Some people don't want to completely overhaul their life, and I think it's because they don't know what they want from their life in the first place.

Narrative therapy is based on the idea that you are the author of your own life.

If you don't like your current life, write yourself a new story.

It's not as simple as that, but understanding that you can step outside your story and take action to write a new one is a powerful concept.

Take 30 minutes to imagine your ideal life and write about it.

Here are some questions you might find useful to write your personal essay of your ideal life:

  • What have you always loved doing? What were your favorite activities as a child?
  • If you knew, with absolute certainty, that you will die in one year, how would decide to live your life? What would you do differently? What would stay the same?
  • What do your best friends say are your best qualities? What do they see in you that you might be missing?
  • What does your gut tell you to do but your mind refuses to accept?
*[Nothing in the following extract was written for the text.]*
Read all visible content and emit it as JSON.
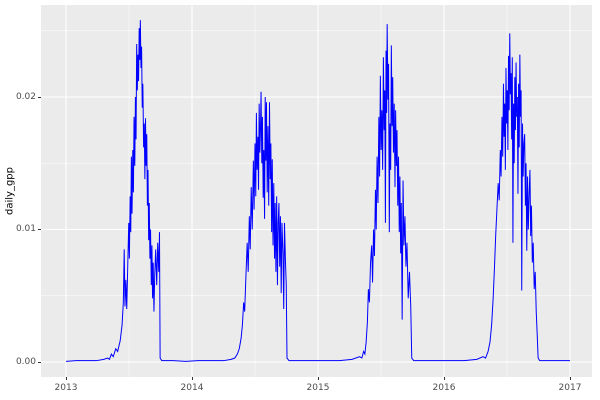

Why haven't you followed your gut?

10. Finally, Piece Together Your Life Details Like a Puzzle

At the end of the day, you can't stop hating yourself until you get out of the rut in you're in.

It's time to give yourself some self-directed, compassion-focused therapy.

It's time to write some personal essays and see what comes of them.

It's time to change.

We are all our own worst enemy.

But that doesn't mean we always have to be.

So much of why people hate themselves comes from their social limitations, emotional limitations, and negative beliefs.

It's time to collect information about how you can live life differently.

Any of the previous actions in this list can help you do it.

What you need to do is take the ideas that work for you--and then put them together as you would a puzzle.

You know that satisfying feeling you get when a puzzle piece is pressed into place and it fits perfectly?

That's how it feels when you're on the right track with improving how you feel about yourself.

You'll just know it when it happens.

How to Overcome Self Hatred and Not Hate Yourself Anymore: You Can End Your Emotional Abuse and Improve Your Mental Health

Self-hatred is a serious thing, yes, but I'm also serious when I write that you can end this.

You are not your self-hatred, and you never will be.

No person is just one thing. You are not "anxious person" or "depressed person."

You are a complex human being with flaws and gifts just like everyone else.

Feelings of inadequacy are normal, and it's because they are normal that there are well-documented ways for overcoming them.

So try one or two techniques from the above list.

The worst that will happen is that you get closer to figuring out what doesn't work--and much, much closer to living the kind of life you rightfully deserve.